Pentagon mulls sending ships, aircraft
China's foreign ministry Wednesday voiced "serious concerns" over a U.S. official's remarks regarding an alleged Pentagon plan to send U.S. military aircraft and vessels to the South China Sea.
Analysts cautioned that the possible U.S. military move could disrupt regional stability and trigger dangerous confrontations in the region.
Foreign ministry spokeswoman Hua Chunying told a press briefing on Wednesday in Beijing that the US side should clarify those remarks.
China has always advocated freedom of navigation in the South China Sea, Hua said. "But freedom of navigation does not give one country's military aircraft and ships free access to another country's territorial waters and airspace."
US Defense Secretary Ashton Carter had apparently requested options that include sending aircraft and ships to within 12 nautical miles (22 kilometers) around Chinese islets near the Nansha Islands in the South China Sea, according to Reuters, sourcing an anonymous official. The official said that the plan is to "assert freedom of navigation" in the area and would need White House approval.
Carter's request was first reported earlier on Tuesday by the Wall Street Journal, which said one option was to fly U.S. navy surveillance aircraft over the islands.
China will resolutely safeguard its territorial sovereignty, Hua said, urging the US side not to take any risks or make any provocations so as to maintain regional peace and stability.

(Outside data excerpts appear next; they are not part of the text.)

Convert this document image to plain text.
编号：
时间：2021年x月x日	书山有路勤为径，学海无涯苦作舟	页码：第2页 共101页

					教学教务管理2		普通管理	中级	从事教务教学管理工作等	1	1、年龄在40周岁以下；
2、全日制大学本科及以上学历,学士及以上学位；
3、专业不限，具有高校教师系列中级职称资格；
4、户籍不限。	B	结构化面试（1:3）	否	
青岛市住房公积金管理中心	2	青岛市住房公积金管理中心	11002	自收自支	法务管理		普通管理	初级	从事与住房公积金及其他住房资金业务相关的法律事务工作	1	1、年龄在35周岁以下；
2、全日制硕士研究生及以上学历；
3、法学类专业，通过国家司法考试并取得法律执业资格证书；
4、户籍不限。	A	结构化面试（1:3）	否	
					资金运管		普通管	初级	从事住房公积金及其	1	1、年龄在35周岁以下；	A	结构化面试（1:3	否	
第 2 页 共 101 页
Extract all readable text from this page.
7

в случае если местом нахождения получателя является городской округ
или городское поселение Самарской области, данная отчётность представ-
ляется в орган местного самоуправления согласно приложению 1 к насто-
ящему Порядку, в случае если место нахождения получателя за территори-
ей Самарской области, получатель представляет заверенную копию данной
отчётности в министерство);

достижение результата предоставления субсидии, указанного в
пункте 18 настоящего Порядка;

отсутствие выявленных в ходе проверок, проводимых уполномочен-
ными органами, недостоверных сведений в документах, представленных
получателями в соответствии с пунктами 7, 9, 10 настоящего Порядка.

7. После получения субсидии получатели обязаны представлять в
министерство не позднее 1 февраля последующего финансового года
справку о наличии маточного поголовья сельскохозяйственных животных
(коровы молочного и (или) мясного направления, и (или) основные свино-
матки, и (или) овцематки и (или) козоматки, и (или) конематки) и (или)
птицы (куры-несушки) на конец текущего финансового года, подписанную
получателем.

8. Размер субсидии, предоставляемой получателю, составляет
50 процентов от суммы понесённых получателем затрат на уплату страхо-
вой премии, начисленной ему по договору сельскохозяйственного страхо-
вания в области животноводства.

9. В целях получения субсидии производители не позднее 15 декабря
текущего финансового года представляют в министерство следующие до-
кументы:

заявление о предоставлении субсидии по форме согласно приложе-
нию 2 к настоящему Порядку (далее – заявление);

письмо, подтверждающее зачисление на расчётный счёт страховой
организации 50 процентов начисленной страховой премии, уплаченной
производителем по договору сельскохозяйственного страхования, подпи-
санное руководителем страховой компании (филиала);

The U.S. government has yet to make any comments about the possible plan.
Jin Canrong, a deputy dean of the School of International Studies at the Renmin University of China, told the Global Times that the U.S. government must know the consequences of any such plan, as it could be reckless and involve great risk.
"If the plan is implemented, China for sure will make counter-measures, such as driving U.S. military aircraft and vessels away with force," Jin said. "The U.S. must realize that a majority of ASEAN countries do not want the U.S. to destroy regional stability."
Zhuang Guotu, head of the Center of Southeast Asian Studies at Xiamen University, however, said that the possibility of White House approval cannot be completely ruled out.
If the White House approves the plan, it could directly jeopardize China's territorial sovereignty, Zhuang told the Global Times.
"The US may also want to show support to its Asian allies, such as the Philippines, which has disputes with China in the South China Sea," Zhuang said.
The Philippine military invited foreign journalists to visit Zhongye Island, part of the Nansha Islands, by military plane on Monday.
Hua criticized the move on Tuesday, saying that the attempt shows the Philippines is the real rule-breaker and that its attempt to seize maritime features of China's Nansha Islands is futile.
China gave a clear explanation in April this year over its construction work on some of the islands, saying that the country's purpose is to strengthen the functions of those islands and reefs, and improve the working and living conditions of personnel stationed on them.
It will also help China better carry out international responsibilities in maritime search and rescue, disaster prevention and mitigation, marine science and research, navigation safety, and in many other areas.
Li Haidong, a professor at the China Foreign Affairs University, said that statements suggesting a U.S. military presence in the South China Sea firmly demonstrate that "the U.S. wants to dominate the Asia-Pacific region."
The U.S. has targeted China's construction work in disputed South China Sea areas in the past. U.S. President Barack Obama said ahead of the Summit of the Americas in Panama in April that he was "concerned" that "China pushes around smaller countries in the region."
Li noted that the increased targeting of South China Sea issues reflects that Sino-U.S. relations are becoming more tense as the U.S. is concerned China has already become a threat to its global dominance.
"The U.S. now tends to hold a tougher stance toward China and it is possible that it will adjust its diplomatic strategy in the future," Li said. "However, the U.S. must realize that such a tough stance will only lead to failure."
Meanwhile, U.S. Secretary of State John Kerry is scheduled to visit China during the weekend. Observers believe that South China Sea issues could be on the agenda.